Assume we had a User
class which should hold references for all different kinds of request, let's say at the moment we only have 2 :RequestA
and RequestB
, both inherit from the base class Request
.
Now we are told to create a class representing the new kind of request in our business. We then create a RequestC
class that inherits from Request
as well (and this cycle can goes on and on).
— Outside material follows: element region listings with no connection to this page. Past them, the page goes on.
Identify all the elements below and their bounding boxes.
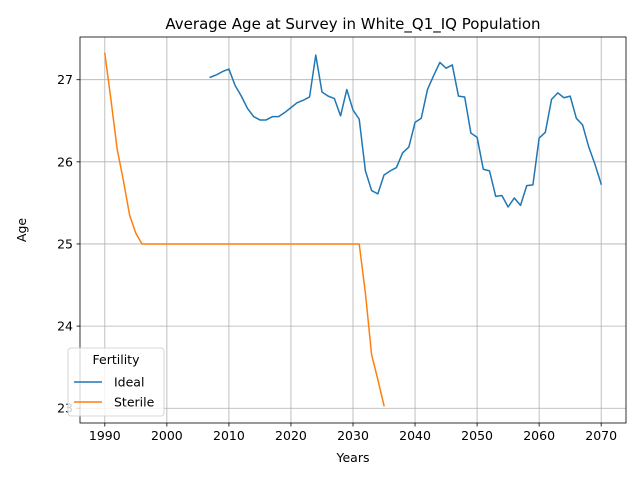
legend-box xyxy=(67,347,165,417)
y-tick-label: 24 xyxy=(57,319,73,334)
y-axis-label: Age xyxy=(14,218,29,242)
chart-title: Average Age at Survey in White_Q1_IQ Pop… xyxy=(165,15,540,34)
legend: Fertility Ideal Sterile xyxy=(67,347,165,417)
x-tick-label: 2010 xyxy=(213,428,245,443)
series-line-ideal xyxy=(209,54,603,208)
x-tick-label: 2040 xyxy=(399,428,431,443)
x-tick-label: 1990 xyxy=(89,428,121,443)
series-line-sterile xyxy=(103,52,385,407)
y-tick-label: 27 xyxy=(57,72,73,87)
x-tick-label: 2020 xyxy=(275,428,307,443)
series-layer xyxy=(103,52,603,407)
legend-label-sterile: Sterile xyxy=(114,395,155,410)
x-tick-label: 2000 xyxy=(151,428,183,443)
x-tick-label: 2070 xyxy=(585,428,617,443)
legend-label-ideal: Ideal xyxy=(114,375,144,390)
x-tick-label: 2030 xyxy=(337,428,369,443)
x-tick-label: 2060 xyxy=(523,428,555,443)
y-tick-label: 26 xyxy=(57,154,73,169)
y-tick-label: 25 xyxy=(57,236,73,251)
x-tick-label: 2050 xyxy=(461,428,493,443)
grid-layer xyxy=(80,37,626,423)
legend-title: Fertility xyxy=(93,352,141,367)
legend-entries: Ideal Sterile xyxy=(74,375,155,410)
x-axis-label: Years xyxy=(336,450,370,465)
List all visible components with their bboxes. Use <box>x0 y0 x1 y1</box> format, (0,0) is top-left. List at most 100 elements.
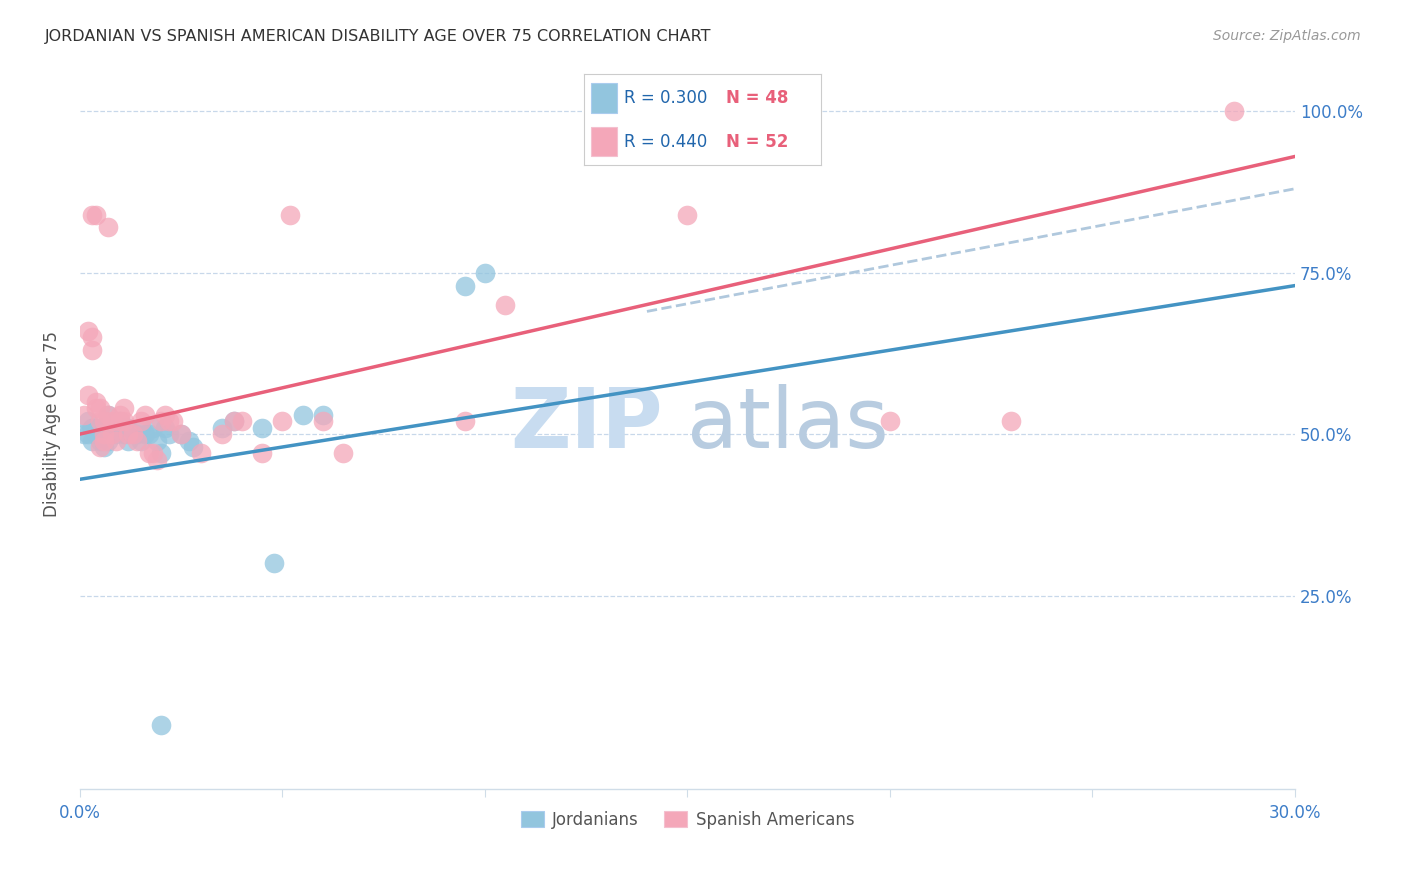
Point <box>77 324 100 338</box>
Point <box>84 427 107 442</box>
Point <box>110 414 132 428</box>
Point <box>676 104 699 119</box>
Point <box>101 427 124 442</box>
Point <box>312 414 335 428</box>
Point <box>97 420 120 434</box>
Point <box>110 408 132 422</box>
Point <box>138 427 160 442</box>
Point <box>93 427 115 442</box>
Point <box>125 434 148 448</box>
Point <box>271 414 294 428</box>
Point <box>89 427 111 442</box>
Point <box>93 427 115 442</box>
Point <box>149 414 172 428</box>
Point <box>105 434 128 448</box>
Point <box>77 427 100 442</box>
Point <box>146 434 169 448</box>
Point <box>676 208 699 222</box>
Point <box>117 420 139 434</box>
Point <box>125 427 148 442</box>
Point <box>222 414 245 428</box>
Point <box>1223 104 1246 119</box>
Point <box>134 408 156 422</box>
Point <box>80 420 103 434</box>
Point <box>84 420 107 434</box>
Point <box>110 420 132 434</box>
Point <box>97 220 120 235</box>
Point <box>138 446 160 460</box>
Point <box>1000 414 1022 428</box>
Point <box>222 414 245 428</box>
Point <box>93 434 115 448</box>
Point <box>73 427 96 442</box>
Point <box>149 717 172 731</box>
Point <box>129 414 152 428</box>
Point <box>112 427 135 442</box>
Point <box>117 434 139 448</box>
Point <box>77 414 100 428</box>
Point <box>494 298 516 312</box>
Point <box>312 408 335 422</box>
Legend: Jordanians, Spanish Americans: Jordanians, Spanish Americans <box>515 805 860 836</box>
Point <box>112 414 135 428</box>
Point <box>146 453 169 467</box>
Point <box>153 420 176 434</box>
Point <box>263 556 285 570</box>
Point <box>211 427 233 442</box>
Point <box>162 414 184 428</box>
Point <box>84 394 107 409</box>
Point <box>80 343 103 358</box>
Point <box>121 427 143 442</box>
Point <box>101 420 124 434</box>
Point <box>93 414 115 428</box>
Point <box>73 408 96 422</box>
Point <box>190 446 212 460</box>
Point <box>149 446 172 460</box>
Text: JORDANIAN VS SPANISH AMERICAN DISABILITY AGE OVER 75 CORRELATION CHART: JORDANIAN VS SPANISH AMERICAN DISABILITY… <box>45 29 711 44</box>
Point <box>250 446 273 460</box>
Text: atlas: atlas <box>688 384 889 465</box>
Point <box>89 434 111 448</box>
Point <box>105 427 128 442</box>
Point <box>129 420 152 434</box>
Point <box>84 208 107 222</box>
Point <box>181 440 204 454</box>
Point <box>121 427 143 442</box>
Point <box>280 208 302 222</box>
Point <box>231 414 253 428</box>
Point <box>80 420 103 434</box>
Point <box>453 278 475 293</box>
Point <box>89 420 111 434</box>
Point <box>101 414 124 428</box>
Point <box>332 446 354 460</box>
Point <box>157 414 180 428</box>
Point <box>291 408 314 422</box>
Point <box>84 401 107 416</box>
Point <box>179 434 201 448</box>
Point <box>879 414 901 428</box>
Point <box>93 440 115 454</box>
Point <box>77 388 100 402</box>
Point <box>211 420 233 434</box>
Point <box>142 446 165 460</box>
Point <box>80 434 103 448</box>
Point <box>110 414 132 428</box>
Point <box>142 420 165 434</box>
Point <box>101 427 124 442</box>
Text: ZIP: ZIP <box>510 384 664 465</box>
Point <box>97 408 120 422</box>
Point <box>170 427 193 442</box>
Point <box>80 208 103 222</box>
Point <box>97 434 120 448</box>
Point <box>89 414 111 428</box>
Point <box>134 427 156 442</box>
Point <box>157 427 180 442</box>
Point <box>474 266 496 280</box>
Point <box>97 408 120 422</box>
Point <box>250 420 273 434</box>
Y-axis label: Disability Age Over 75: Disability Age Over 75 <box>44 332 60 517</box>
Point <box>80 330 103 344</box>
Point <box>129 434 152 448</box>
Text: Source: ZipAtlas.com: Source: ZipAtlas.com <box>1213 29 1361 43</box>
Point <box>170 427 193 442</box>
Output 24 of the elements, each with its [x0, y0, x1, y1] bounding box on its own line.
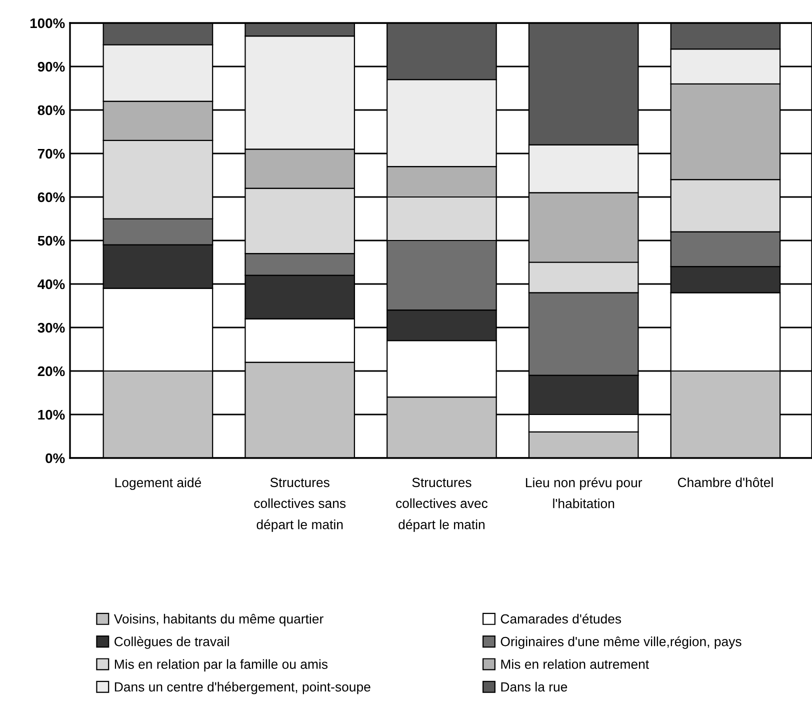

How should we design the relationship between User
and the different kinds of Request
s that our system has?
If we directly couple them (please ignore the poor encapsulation):
public class User
{
public RequestA RequestA;
public RequestB RequestB;
public RequestC RequestC;
// Foo calls methods from RequestA and RequestB
public void Foo();
// Boo calls methods from RequestC
public void Boo();
}
Then, to my understanding, we are forever violating the open/close principle as we will be always modifying our User
class when new kinds of Request
are created.
Another solution I can think of is to create a collection of Request
to hold all the requests there, and make downcasts to RequestA
and RequestB
inside our Foo
method and to RequestC
inside Boo
and follow this in possible new methods and/or new request classes (assuming the downcast is valid, of course).
I have the feeling that the second approach is not correct either and that there could be a proper way to design such relationship.
That being said, how should we design this relationship (between users and the different types of requests) and keep following all the principles of clean code accepted in the community?